Can the Bank of England curb the housing bubble?

Houses in London Image copyright Getty Images

It is a big day for the Bank of England, the first time its new Financial Policy Committee is expected to exercise powers to stem overheating in a part of the economy that could destabilise banks and the financial system.

As you all know (you ought to by now, for gawd's sake), the bubblicious market of concern to the Bank's boffins and regulators is the housing market in London and the South East, where prices have been rising at dangerously fast rates (circa 20% per annum in the metropolis).

Here's a little film I made yesterday about what is going on in London and what the Bank of England is likely to do about it.

The dilemma for the Bank is how to snuff out dangerous price rises in London without killing off the green shoots of a much milder housing-market recovery in the rest of the UK - in that a gently rising housing market in most of this country would not be such a bad thing.

What I would expect the Bank to announce is:

1) a proposed formalisation of the voluntary restrictions announced by Lloyds and RBS, viz a prohibition on mortgages greater than four times household income for loans of more than £500,000 - because in most of the country outside London and the south, there are relatively few houses worth more than that.

2) a tightening up of the so-called affordability test banks apply to anyone requesting a mortgage, to ensure they can keep up the repayments in the event mortgage rates rise to 7%.

There is an outside chance banks will also be asked to hold more capital as a protection against possible losses on new mortgages that are a high multiple of income or a high proportion of a home's value.

Now this may take some of the steam out of the London market.
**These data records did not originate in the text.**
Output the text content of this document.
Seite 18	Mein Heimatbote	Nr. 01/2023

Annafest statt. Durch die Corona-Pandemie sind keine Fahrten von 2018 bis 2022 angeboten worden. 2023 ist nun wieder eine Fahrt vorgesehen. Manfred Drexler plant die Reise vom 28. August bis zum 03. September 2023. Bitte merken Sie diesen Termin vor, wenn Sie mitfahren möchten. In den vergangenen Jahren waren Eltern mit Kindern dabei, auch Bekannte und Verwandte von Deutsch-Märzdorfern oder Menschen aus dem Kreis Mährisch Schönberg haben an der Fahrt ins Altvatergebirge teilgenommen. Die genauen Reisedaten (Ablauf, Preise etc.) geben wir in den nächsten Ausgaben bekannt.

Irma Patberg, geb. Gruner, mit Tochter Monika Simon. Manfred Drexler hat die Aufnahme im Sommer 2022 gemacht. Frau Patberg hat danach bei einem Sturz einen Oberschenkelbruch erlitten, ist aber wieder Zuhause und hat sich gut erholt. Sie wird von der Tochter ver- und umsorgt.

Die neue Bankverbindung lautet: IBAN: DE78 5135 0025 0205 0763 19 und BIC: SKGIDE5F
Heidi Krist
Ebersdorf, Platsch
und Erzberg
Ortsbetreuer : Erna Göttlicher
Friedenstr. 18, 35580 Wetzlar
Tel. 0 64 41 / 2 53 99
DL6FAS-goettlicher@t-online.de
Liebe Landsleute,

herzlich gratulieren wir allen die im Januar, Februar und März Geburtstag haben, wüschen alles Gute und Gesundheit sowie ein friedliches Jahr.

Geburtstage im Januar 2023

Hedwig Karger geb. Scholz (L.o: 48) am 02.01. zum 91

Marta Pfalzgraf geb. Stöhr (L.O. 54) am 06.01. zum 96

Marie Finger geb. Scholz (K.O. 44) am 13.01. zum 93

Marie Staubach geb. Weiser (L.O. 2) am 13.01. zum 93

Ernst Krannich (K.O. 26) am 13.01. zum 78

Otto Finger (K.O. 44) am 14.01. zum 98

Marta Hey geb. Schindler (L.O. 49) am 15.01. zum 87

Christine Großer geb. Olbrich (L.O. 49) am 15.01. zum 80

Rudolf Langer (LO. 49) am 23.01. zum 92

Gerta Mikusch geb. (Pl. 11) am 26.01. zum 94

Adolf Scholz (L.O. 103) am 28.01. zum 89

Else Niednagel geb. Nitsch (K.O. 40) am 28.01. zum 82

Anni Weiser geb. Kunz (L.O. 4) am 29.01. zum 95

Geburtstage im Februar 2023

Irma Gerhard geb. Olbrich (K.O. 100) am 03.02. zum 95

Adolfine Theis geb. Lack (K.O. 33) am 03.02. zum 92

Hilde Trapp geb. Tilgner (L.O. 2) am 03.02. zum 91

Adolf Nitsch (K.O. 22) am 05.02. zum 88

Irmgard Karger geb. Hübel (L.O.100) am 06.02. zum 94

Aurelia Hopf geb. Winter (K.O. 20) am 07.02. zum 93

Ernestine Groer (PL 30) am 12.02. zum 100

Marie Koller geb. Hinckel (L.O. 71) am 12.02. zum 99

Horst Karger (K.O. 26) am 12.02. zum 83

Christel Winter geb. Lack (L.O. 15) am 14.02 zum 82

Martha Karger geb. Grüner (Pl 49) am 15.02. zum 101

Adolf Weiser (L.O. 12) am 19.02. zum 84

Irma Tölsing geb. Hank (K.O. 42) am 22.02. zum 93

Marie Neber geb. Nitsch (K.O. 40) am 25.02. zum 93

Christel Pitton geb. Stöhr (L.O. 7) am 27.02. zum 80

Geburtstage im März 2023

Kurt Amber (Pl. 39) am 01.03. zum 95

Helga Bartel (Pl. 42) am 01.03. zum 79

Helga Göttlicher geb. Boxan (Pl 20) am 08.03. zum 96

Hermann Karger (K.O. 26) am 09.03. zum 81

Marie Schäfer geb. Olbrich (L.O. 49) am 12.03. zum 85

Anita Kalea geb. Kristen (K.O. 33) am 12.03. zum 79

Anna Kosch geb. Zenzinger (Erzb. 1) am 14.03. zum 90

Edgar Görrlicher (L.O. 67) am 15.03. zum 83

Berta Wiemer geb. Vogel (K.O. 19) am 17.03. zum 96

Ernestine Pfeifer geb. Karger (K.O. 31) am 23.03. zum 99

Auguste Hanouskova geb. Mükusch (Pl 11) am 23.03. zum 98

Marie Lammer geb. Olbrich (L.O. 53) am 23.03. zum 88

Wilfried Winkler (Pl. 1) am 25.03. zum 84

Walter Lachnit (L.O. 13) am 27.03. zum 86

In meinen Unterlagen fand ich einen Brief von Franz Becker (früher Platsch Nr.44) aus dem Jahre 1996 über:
But it is important to make two caveats.

First, this is new ground for the Bank of England and the UK, so we can't be certain what the precise impact of these mortgage curbs will be.

Second, much of the London market is being driven by cash buyers - and the Bank has no influence over their behaviour.

One final thought.

Much of the boom in the London market is being driven by buy-to-let purchases - as Huw van Steenis of Morgan Stanley has pointed out.

Yesterday I spoke to Lord Turner, former chairman of the defunct Financial Services Authority. He thinks there is a case for special measures by the Bank of England to take the steam out of buy-to-let.